Copyright 1998 American Medical Association. All Rights Reserved. Applicable FARS/DFARS Restrictions Apply to Government Use.1998

Arch Surg. 1998;133(10):1138. doi:10-1001/pubs.Arch Surg.-ISSN-0004-0010-133-10-srm8003

IT MAY BE HARD to imagine, but at one time there were 1000-bed hospitals spanning city blocks with only an overhead system or a lighted numbers system for summoning personnel from one place to another, often stat. No pagers. No cellular phones.
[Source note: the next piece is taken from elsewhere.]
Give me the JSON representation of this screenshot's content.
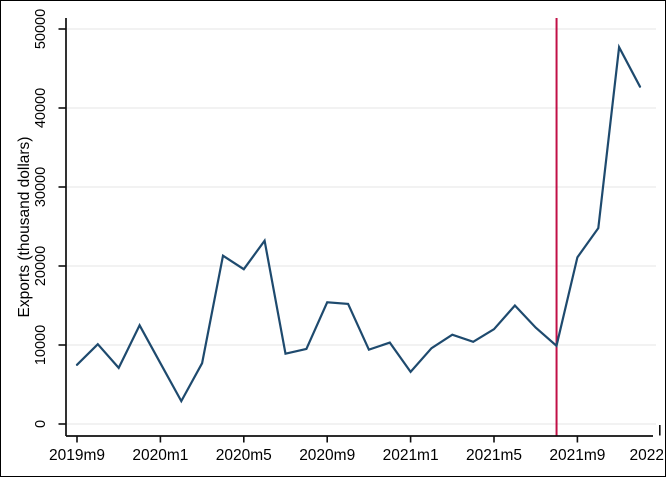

During the daytime, the overhead squawk box coupled with the larger number of health care workers provided enough communication to ensure that any given surgical resident could be found. But once the on-call night shift was running the show (usually after 7 PM), it took real ingenuity to track down someone making his or her appointed rounds, or in some eating or sleeping area. It might be easier to understand the complexity of the search if it is explained that a surgical intern or resident was expected to draw blood, pass tubes, transport patients, or do anything else necessary to care for all the patients on the service (which may have been spread over 2 city blocks) who did not have private nurses (30-50 patients per service). Further, bedrooms were not assigned to the staff, so it was catch-as-catch-can in securing a bed each night—upper or lower bunk—in a bullpen of 6 to 10 beds and 3 to 5 telephones. Finally, one might note that even a very experienced physician could spend a good part of the night passing a Miller-Abbott tube in preparation for a gastrointestinal operation the next morning, or locating the results of tests vital to the smooth and efficient rendering of patient care.